Government circles predicted over the weekend that while Shamir would not explicitly rule out Secretary of State James Baker’s formula for an Israel-Palestinian dialogue, the implication of the Israeli reply will, in fact, be a negation of Baker’s proposal.

Baker’s plan calls for talks in Cairo between Israelis and a Palestinian delegation that would include Palestinians deported from the territories and those with addresses in East Jerusalem.

The Cairo dialogue was intended to work out modalities for elections in the administered territories, proposed by Shamir in his May 1989 peace initiative.

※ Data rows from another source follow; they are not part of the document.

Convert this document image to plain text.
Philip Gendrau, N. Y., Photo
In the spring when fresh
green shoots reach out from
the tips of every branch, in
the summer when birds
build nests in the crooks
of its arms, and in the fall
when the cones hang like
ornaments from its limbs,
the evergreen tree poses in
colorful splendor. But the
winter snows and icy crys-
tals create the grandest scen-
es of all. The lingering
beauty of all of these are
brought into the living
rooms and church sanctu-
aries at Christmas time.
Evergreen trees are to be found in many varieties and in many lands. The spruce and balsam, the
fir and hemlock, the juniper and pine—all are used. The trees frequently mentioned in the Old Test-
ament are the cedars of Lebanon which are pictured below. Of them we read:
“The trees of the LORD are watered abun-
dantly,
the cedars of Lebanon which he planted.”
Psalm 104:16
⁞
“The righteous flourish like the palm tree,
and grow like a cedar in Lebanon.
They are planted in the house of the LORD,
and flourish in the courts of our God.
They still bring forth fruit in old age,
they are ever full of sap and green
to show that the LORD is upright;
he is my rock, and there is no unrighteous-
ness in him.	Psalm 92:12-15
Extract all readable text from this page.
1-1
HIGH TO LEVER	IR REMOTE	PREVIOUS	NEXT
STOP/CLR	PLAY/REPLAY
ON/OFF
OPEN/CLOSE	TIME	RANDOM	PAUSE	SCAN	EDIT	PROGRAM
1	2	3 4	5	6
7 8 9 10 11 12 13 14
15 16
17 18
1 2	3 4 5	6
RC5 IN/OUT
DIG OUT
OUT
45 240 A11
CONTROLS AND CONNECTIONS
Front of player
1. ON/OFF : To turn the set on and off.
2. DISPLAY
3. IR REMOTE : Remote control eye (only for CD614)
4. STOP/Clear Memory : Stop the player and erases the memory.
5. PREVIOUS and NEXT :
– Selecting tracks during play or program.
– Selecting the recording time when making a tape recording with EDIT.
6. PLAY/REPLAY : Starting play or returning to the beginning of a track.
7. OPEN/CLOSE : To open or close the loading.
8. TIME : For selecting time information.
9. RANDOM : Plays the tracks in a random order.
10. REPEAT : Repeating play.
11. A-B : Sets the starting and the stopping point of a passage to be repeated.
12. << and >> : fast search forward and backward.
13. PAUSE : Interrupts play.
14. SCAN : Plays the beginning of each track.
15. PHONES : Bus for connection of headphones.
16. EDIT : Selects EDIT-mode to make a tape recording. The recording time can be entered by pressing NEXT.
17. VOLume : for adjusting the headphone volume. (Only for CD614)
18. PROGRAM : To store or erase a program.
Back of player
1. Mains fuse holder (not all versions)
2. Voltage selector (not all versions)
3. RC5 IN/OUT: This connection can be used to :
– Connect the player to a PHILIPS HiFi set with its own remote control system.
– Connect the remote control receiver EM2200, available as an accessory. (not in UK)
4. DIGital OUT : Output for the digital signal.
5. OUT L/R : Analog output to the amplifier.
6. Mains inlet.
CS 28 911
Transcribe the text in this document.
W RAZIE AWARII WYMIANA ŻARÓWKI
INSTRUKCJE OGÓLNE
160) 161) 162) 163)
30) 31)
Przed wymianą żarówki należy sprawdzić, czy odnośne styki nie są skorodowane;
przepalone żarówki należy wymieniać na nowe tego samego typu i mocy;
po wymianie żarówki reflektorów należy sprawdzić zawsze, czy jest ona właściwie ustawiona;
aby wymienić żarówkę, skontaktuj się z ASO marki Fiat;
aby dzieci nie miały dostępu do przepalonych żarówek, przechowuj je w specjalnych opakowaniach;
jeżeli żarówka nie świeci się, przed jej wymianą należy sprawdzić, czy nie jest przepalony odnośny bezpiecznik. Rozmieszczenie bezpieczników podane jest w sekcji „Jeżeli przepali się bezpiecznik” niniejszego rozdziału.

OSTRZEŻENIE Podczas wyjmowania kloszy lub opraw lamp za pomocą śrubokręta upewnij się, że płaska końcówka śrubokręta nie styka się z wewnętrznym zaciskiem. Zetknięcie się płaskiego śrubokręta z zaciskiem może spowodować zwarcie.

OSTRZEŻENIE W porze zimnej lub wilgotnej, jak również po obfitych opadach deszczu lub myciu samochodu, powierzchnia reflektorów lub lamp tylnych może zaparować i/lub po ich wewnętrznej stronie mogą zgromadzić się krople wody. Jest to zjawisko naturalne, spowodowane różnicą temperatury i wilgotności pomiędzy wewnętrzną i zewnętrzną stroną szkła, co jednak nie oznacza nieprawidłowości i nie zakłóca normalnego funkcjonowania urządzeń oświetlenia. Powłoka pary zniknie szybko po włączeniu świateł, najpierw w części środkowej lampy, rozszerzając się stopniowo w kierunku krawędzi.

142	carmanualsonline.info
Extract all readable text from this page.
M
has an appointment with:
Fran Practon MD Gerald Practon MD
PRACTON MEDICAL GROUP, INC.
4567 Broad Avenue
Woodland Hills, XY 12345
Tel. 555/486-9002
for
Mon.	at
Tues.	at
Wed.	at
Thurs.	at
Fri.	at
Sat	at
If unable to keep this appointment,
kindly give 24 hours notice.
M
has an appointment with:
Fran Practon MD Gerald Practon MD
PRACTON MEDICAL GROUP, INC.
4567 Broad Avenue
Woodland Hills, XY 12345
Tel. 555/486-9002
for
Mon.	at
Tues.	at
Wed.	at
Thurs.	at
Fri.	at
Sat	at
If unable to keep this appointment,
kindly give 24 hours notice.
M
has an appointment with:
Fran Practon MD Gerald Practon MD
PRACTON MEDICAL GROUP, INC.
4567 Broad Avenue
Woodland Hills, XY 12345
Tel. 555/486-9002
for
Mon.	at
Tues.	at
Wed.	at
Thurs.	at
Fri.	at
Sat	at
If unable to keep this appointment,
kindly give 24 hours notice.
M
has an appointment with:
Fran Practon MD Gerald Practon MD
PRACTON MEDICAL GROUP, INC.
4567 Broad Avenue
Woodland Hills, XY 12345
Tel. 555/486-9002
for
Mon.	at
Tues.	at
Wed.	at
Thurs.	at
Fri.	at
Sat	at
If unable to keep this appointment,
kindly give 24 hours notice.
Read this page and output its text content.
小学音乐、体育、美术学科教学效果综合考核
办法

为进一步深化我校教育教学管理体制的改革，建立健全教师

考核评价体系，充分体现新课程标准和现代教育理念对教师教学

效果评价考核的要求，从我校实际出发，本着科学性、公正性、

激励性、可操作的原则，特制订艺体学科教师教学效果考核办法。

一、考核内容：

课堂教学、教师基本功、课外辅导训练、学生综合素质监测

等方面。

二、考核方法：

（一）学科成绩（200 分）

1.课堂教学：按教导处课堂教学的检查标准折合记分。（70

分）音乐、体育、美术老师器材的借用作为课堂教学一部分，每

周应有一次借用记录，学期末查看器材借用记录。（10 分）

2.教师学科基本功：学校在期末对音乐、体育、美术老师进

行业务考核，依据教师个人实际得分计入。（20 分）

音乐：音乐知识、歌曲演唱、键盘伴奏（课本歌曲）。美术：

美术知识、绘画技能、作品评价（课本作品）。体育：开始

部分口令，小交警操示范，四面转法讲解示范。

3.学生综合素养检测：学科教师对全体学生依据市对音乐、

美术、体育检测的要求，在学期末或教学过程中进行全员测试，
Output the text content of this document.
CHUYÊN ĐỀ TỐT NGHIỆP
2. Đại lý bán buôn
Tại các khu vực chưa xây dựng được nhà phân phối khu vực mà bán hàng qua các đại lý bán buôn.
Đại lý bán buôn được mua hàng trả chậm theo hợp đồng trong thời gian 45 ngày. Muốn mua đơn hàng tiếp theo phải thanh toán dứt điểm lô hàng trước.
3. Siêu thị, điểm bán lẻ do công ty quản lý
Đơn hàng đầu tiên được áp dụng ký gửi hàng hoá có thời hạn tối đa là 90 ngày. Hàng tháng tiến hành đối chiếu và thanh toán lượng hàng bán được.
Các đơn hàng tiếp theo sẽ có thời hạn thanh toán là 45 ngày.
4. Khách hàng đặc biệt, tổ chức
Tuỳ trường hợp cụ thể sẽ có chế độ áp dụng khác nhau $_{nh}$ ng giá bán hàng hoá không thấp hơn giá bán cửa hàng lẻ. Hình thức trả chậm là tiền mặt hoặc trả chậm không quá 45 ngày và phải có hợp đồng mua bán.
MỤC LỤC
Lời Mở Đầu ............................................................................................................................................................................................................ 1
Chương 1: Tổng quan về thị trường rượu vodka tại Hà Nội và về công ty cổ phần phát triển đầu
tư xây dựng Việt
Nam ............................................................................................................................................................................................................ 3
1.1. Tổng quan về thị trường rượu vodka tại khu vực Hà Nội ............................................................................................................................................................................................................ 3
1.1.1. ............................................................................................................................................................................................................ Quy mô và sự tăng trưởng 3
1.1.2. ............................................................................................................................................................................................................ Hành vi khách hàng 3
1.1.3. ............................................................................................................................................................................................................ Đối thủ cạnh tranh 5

The elected representatives would negotiate with Israel on Palestinian self-rule and eventually the final status of the territories.

Shamir’s aides are known to be working on the letter in close contact with Foreign Minister David Levy, who remained hospitalized in Afula after suffering a heart attack last week.

The reply was not discussed at Sunday’s Cabinet meeting, but informed sources said it would be sent within days.

The sources said Shamir would congratulate Bush on his decision to suspend the U.S. dialogue with the Palestine Liberation Organization.

The Israeli letter would also focus on a possible dialogue with “indigenous” Palestinian leaders in the West Bank and Gaza Strip, instead of the proposed Cairo dialogue, which is anathema to some of Shamir’s coalition partners.

The sources said Shamir’s letter to Bush would affirm his ongoing commitment to his original peace plan of May 1989. But it would stress that the plan contains other, largely ignored elements besides the Palestinian elections, including an end of the general state of war between Israel and the Arab states.